With the collapse of the development cycle experience that occurred as a result of foreign debt, the debt crises in Latin American countries during the 1980s pointed to the collapse of the statist-competitive model that had shaped the productive structures until then. Without overcoming their peripheral condition by not reaching the average industrial age of the central countries, development planners saw in the inflationary spiral the symptoms of a reality that was impossible to forge, that is, a national capitalist accumulation that would transform the periphery into the center.

The way found to overcome the crisis in which the countries found themselves was a new modernization shock that redefined international exchanges, undermining the industrial sector that was in its infancy, boosting neo-extractivism.[I] which would generate international currency to pay off the galloping debts of their countries.

This transition from an industrial logic to a new modernization, based on access capitalism[ii], scares the biologist who returns more than a decade later, with new aspects: a new urban architectural modeling, expanding its fabric beyond the central regions; advance of monoculture agricultural standardization shaping the landscape; expropriation of local communities for infrastructure projects and land disputes between family producers and farmers; advance of fundamentalist mirages that justify the new precarious workers as the new self-made man.

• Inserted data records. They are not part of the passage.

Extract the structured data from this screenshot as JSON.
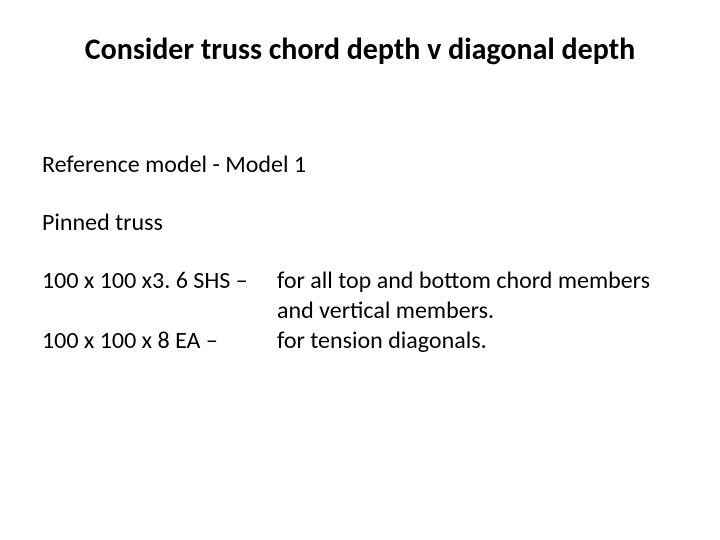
{
  "slide": {
    "title": "Consider truss chord depth v diagonal depth",
    "reference_line": "Reference model - Model 1",
    "truss_type": "Pinned truss",
    "specs": [
      {
        "label": "100 x 100 x3. 6 SHS –",
        "desc": "for all top and bottom chord members and vertical members."
      },
      {
        "label": "100 x 100 x 8 EA –",
        "desc": "for tension diagonals."
      }
    ]
  },
  "style": {
    "background_color": "#ffffff",
    "text_color": "#000000",
    "title_fontsize_pt": 30,
    "title_fontweight": 700,
    "body_fontsize_pt": 24,
    "font_family": "Calibri"
  }
}
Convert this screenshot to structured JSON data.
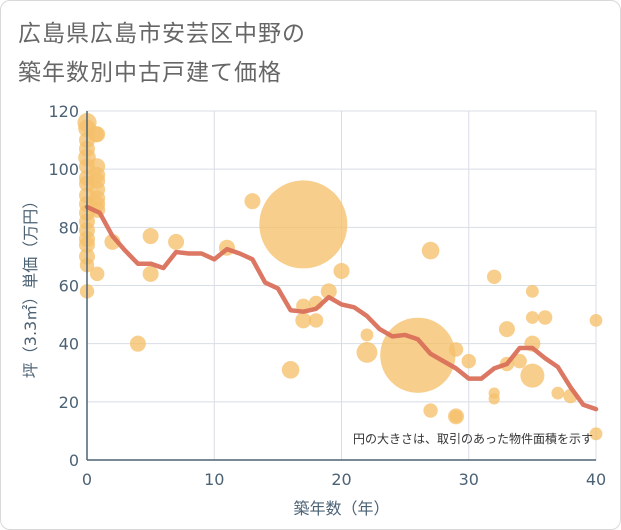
{
  "title_line1": "広島県広島市安芸区中野の",
  "title_line2": "築年数別中古戸建て価格",
  "colors": {
    "bubble": "#f5c06a",
    "line": "#d9705a",
    "grid": "#d8dee6",
    "axis": "#4c6275"
  },
  "chart_data": {
    "type": "scatter",
    "title": "広島県広島市安芸区中野の築年数別中古戸建て価格",
    "xlabel": "築年数（年）",
    "ylabel": "坪（3.3㎡）単価（万円）",
    "xlim": [
      0,
      40
    ],
    "ylim": [
      0,
      120
    ],
    "xticks": [
      0,
      10,
      20,
      30,
      40
    ],
    "yticks": [
      0,
      20,
      40,
      60,
      80,
      100,
      120
    ],
    "note": "円の大きさは、取引のあった物件面積を示す",
    "bubbles": [
      {
        "x": 0,
        "y": 116,
        "s": 1.2
      },
      {
        "x": 0,
        "y": 114,
        "s": 1.1
      },
      {
        "x": 0,
        "y": 110,
        "s": 1.0
      },
      {
        "x": 0,
        "y": 107,
        "s": 1.0
      },
      {
        "x": 0,
        "y": 104,
        "s": 1.1
      },
      {
        "x": 0,
        "y": 101,
        "s": 1.0
      },
      {
        "x": 0,
        "y": 97,
        "s": 1.0
      },
      {
        "x": 0,
        "y": 95,
        "s": 1.0
      },
      {
        "x": 0,
        "y": 91,
        "s": 1.0
      },
      {
        "x": 0,
        "y": 88,
        "s": 1.0
      },
      {
        "x": 0,
        "y": 85,
        "s": 1.0
      },
      {
        "x": 0,
        "y": 82,
        "s": 1.0
      },
      {
        "x": 0,
        "y": 79,
        "s": 1.0
      },
      {
        "x": 0,
        "y": 76,
        "s": 1.0
      },
      {
        "x": 0,
        "y": 74,
        "s": 1.0
      },
      {
        "x": 0,
        "y": 70,
        "s": 1.0
      },
      {
        "x": 0,
        "y": 67,
        "s": 0.9
      },
      {
        "x": 0,
        "y": 58,
        "s": 0.9
      },
      {
        "x": 0.7,
        "y": 112,
        "s": 1.0
      },
      {
        "x": 0.8,
        "y": 112,
        "s": 1.0
      },
      {
        "x": 0.8,
        "y": 101,
        "s": 1.0
      },
      {
        "x": 0.8,
        "y": 98,
        "s": 1.0
      },
      {
        "x": 0.8,
        "y": 96,
        "s": 1.0
      },
      {
        "x": 0.8,
        "y": 93,
        "s": 1.0
      },
      {
        "x": 0.8,
        "y": 90,
        "s": 1.0
      },
      {
        "x": 0.8,
        "y": 88,
        "s": 1.0
      },
      {
        "x": 0.8,
        "y": 86,
        "s": 1.0
      },
      {
        "x": 0.8,
        "y": 64,
        "s": 0.9
      },
      {
        "x": 2,
        "y": 75,
        "s": 1.0
      },
      {
        "x": 4,
        "y": 40,
        "s": 1.0
      },
      {
        "x": 5,
        "y": 77,
        "s": 1.0
      },
      {
        "x": 5,
        "y": 64,
        "s": 1.0
      },
      {
        "x": 7,
        "y": 75,
        "s": 1.0
      },
      {
        "x": 11,
        "y": 73,
        "s": 1.0
      },
      {
        "x": 13,
        "y": 89,
        "s": 1.0
      },
      {
        "x": 16,
        "y": 31,
        "s": 1.1
      },
      {
        "x": 17,
        "y": 81,
        "s": 5.5
      },
      {
        "x": 17,
        "y": 53,
        "s": 0.9
      },
      {
        "x": 17,
        "y": 48,
        "s": 1.0
      },
      {
        "x": 18,
        "y": 54,
        "s": 0.9
      },
      {
        "x": 18,
        "y": 48,
        "s": 0.9
      },
      {
        "x": 19,
        "y": 58,
        "s": 1.0
      },
      {
        "x": 20,
        "y": 65,
        "s": 1.0
      },
      {
        "x": 22,
        "y": 43,
        "s": 0.8
      },
      {
        "x": 22,
        "y": 37,
        "s": 1.3
      },
      {
        "x": 26,
        "y": 36,
        "s": 4.7
      },
      {
        "x": 27,
        "y": 72,
        "s": 1.1
      },
      {
        "x": 27,
        "y": 17,
        "s": 0.9
      },
      {
        "x": 29,
        "y": 38,
        "s": 0.9
      },
      {
        "x": 29,
        "y": 15,
        "s": 1.0
      },
      {
        "x": 29,
        "y": 15,
        "s": 0.8
      },
      {
        "x": 30,
        "y": 34,
        "s": 0.9
      },
      {
        "x": 32,
        "y": 63,
        "s": 0.9
      },
      {
        "x": 32,
        "y": 23,
        "s": 0.7
      },
      {
        "x": 32,
        "y": 21,
        "s": 0.7
      },
      {
        "x": 33,
        "y": 45,
        "s": 1.0
      },
      {
        "x": 33,
        "y": 33,
        "s": 0.9
      },
      {
        "x": 34,
        "y": 34,
        "s": 0.9
      },
      {
        "x": 35,
        "y": 58,
        "s": 0.8
      },
      {
        "x": 35,
        "y": 49,
        "s": 0.8
      },
      {
        "x": 35,
        "y": 40,
        "s": 1.0
      },
      {
        "x": 35,
        "y": 29,
        "s": 1.5
      },
      {
        "x": 36,
        "y": 49,
        "s": 0.9
      },
      {
        "x": 37,
        "y": 23,
        "s": 0.8
      },
      {
        "x": 38,
        "y": 22,
        "s": 0.9
      },
      {
        "x": 40,
        "y": 48,
        "s": 0.8
      },
      {
        "x": 40,
        "y": 9,
        "s": 0.8
      }
    ],
    "trend": {
      "name": "平均",
      "x": [
        0,
        1,
        2,
        3,
        4,
        5,
        6,
        7,
        8,
        9,
        10,
        11,
        12,
        13,
        14,
        15,
        16,
        17,
        18,
        19,
        20,
        21,
        22,
        23,
        24,
        25,
        26,
        27,
        28,
        29,
        30,
        31,
        32,
        33,
        34,
        35,
        36,
        37,
        38,
        39,
        40
      ],
      "y": [
        87,
        85,
        77,
        72,
        67.5,
        67.5,
        66,
        71.5,
        71,
        71,
        69,
        72.5,
        71,
        69,
        61,
        59,
        51.5,
        51,
        52,
        56,
        53.5,
        52.5,
        49.5,
        45,
        42.5,
        43,
        41.5,
        36.5,
        34,
        31.5,
        28,
        28,
        31.5,
        33,
        38.5,
        38.5,
        35,
        32,
        25,
        19,
        17.5
      ]
    }
  }
}
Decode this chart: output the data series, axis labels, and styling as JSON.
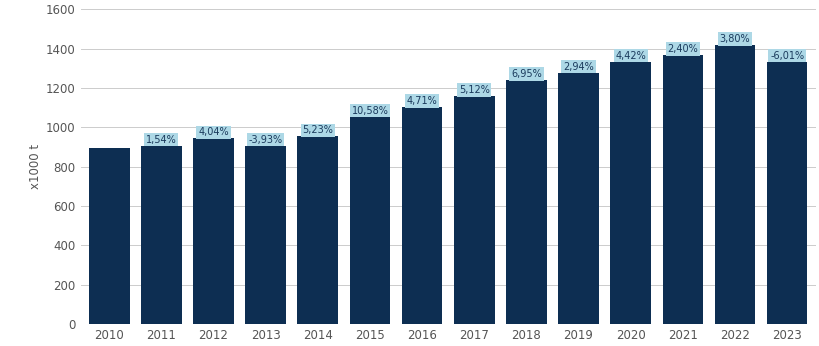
{
  "years": [
    2010,
    2011,
    2012,
    2013,
    2014,
    2015,
    2016,
    2017,
    2018,
    2019,
    2020,
    2021,
    2022,
    2023
  ],
  "values": [
    893,
    907,
    943,
    906,
    953,
    1054,
    1103,
    1160,
    1241,
    1277,
    1334,
    1366,
    1418,
    1333
  ],
  "labels": [
    "",
    "1,54%",
    "4,04%",
    "-3,93%",
    "5,23%",
    "10,58%",
    "4,71%",
    "5,12%",
    "6,95%",
    "2,94%",
    "4,42%",
    "2,40%",
    "3,80%",
    "-6,01%"
  ],
  "bar_color": "#0d2e52",
  "label_bg_color": "#add8e6",
  "label_text_color": "#1a3a5c",
  "background_color": "#ffffff",
  "ylabel": "x1000 t",
  "ylim": [
    0,
    1600
  ],
  "yticks": [
    0,
    200,
    400,
    600,
    800,
    1000,
    1200,
    1400,
    1600
  ],
  "grid_color": "#cccccc",
  "label_fontsize": 7.0,
  "axis_fontsize": 8.5,
  "bar_width": 0.78
}
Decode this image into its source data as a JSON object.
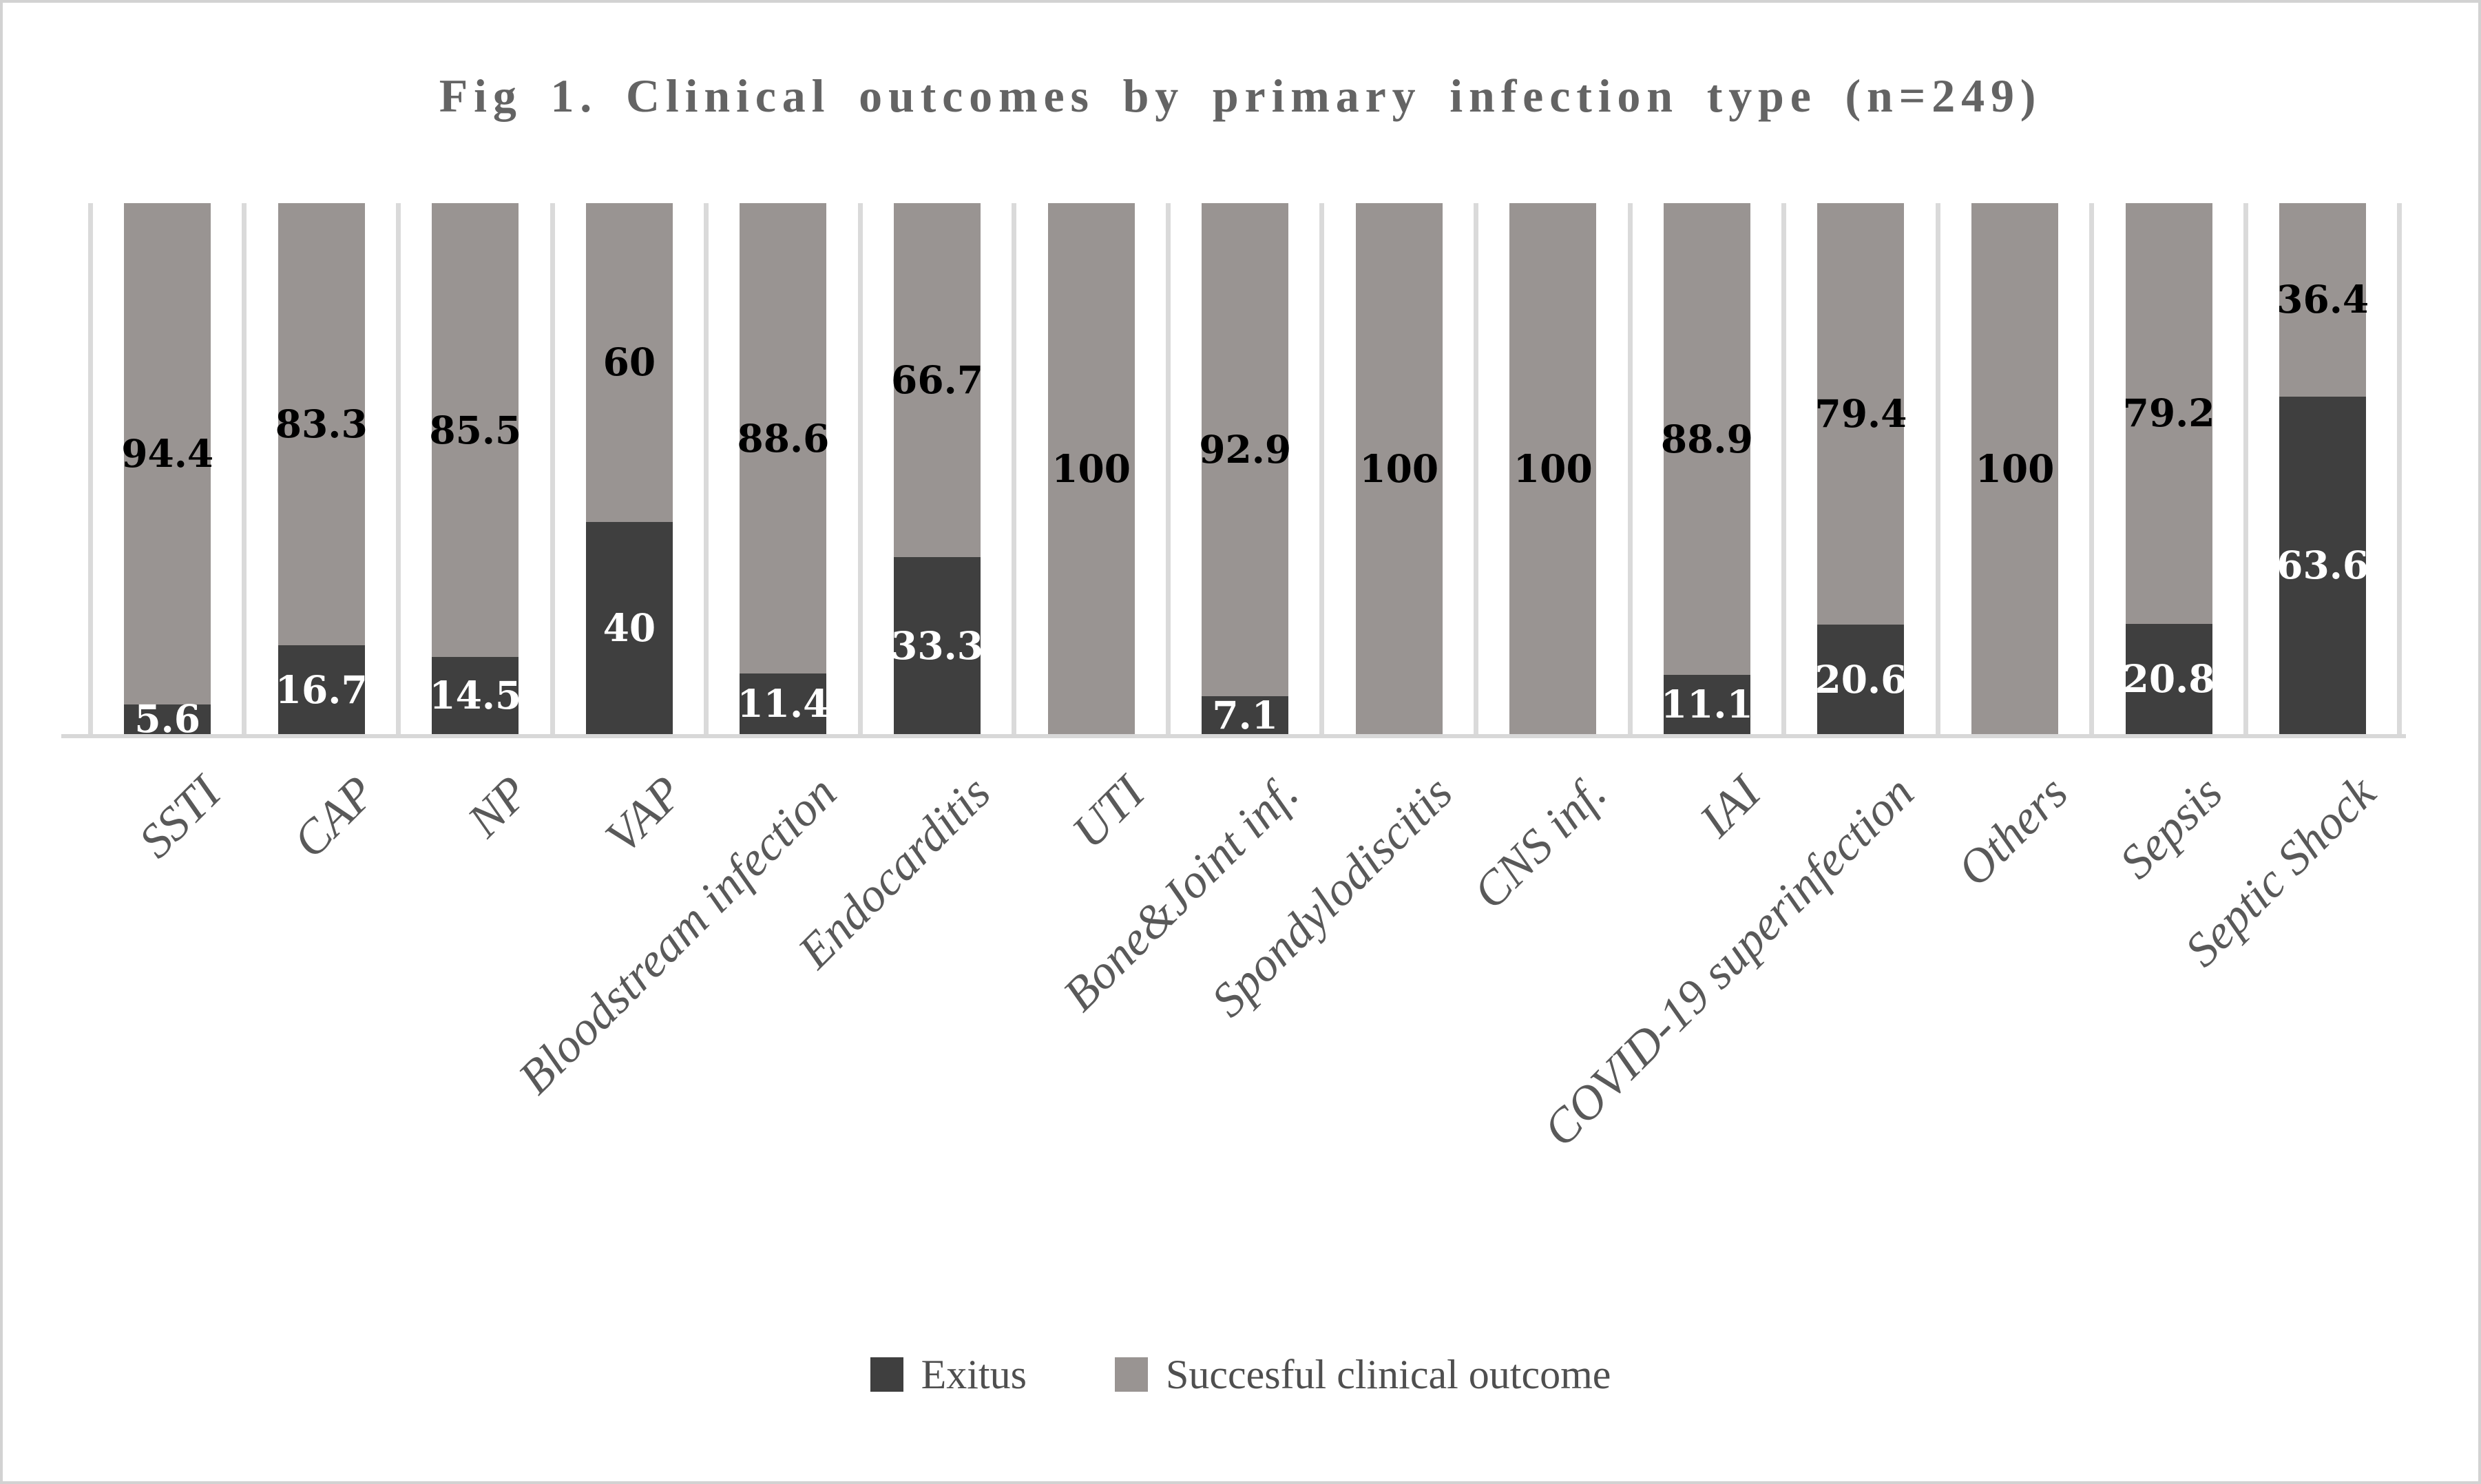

The outbreak of a new modernization?

Throughout the novel, the spatial transformations that bring about a discomfort that the biologist does not know how to verbalize demonstrate the modernizing advances of a new logic of valorization imposed by flexible accumulation on the periphery of capitalism during the 2000st century. If among his memories there is an association between the “archaic” and the “modern” (his uncle’s farm vs. his house in the city) in the dwarf city, what he understands in the current direction of his birthplace is a modernizing surge, a consequence of the unbridled exploitation of natural resources during the XNUMXs, which reorganized the national productive structure towards an extractive logic, financing a new social division of labor in Latin America.

The circus that has become a supermarket, the family home that has been sold, the new workers in the service sector and the affordable housing developments represent the consequences of a modernizing process. Despite its apparent progress, with city residents celebrating the new functioning of the urban organism, what we see are monetary subjects without money.[iii], that is, the population inserted in the expanded reproduction of the commodity-producing system, but expropriated from their conditions of social reproduction based not entirely on the mediation of the commodity. If before they were small family producers, today they are supermarket vendors spread throughout the city, who circulate in the labor market and vary between salaried workers and a reserve army, dependent on credit to consume.

The mystery surrounding the city is this new logic of valorization, which distributes resources irregularly, changing its landscape and bringing about the collapse of the foundation of social reproduction for the inhabitants of a former village that has been transformed into an environment marked by the dictates of current globalization. If during the development cycle there were attempts to build an industrial class society, in recent years what our biologist sees is expressed in the precariousness of work that formalizes illegalities as a new source of valorization.

*Marcos Paulo Pereira Jr. is a geography major at USP.

Reference


Juan Sebastian Cardenas. The Devil of the Provinces: A Fable in Miniatures. Translation: Marina Waquil. New York, DBA Editora, 2024, 130 pages. [https://amzn.to/3YyKRKs]

Notes


[I] https://piaui.folha.uol.com.br/materia/o-que-vem-depois-do-neoliberalismo/

[ii] cf. ARANTES, Paulo Eduardo. Extinção. São Paulo: Boitempo Editorial, 2007.

[iii] cf. KURZ, R. The collapse of modernization. From the collapse of barracks socialism to the crisis of the world economy. Rio de Janeiro: Peace and Land, 1993.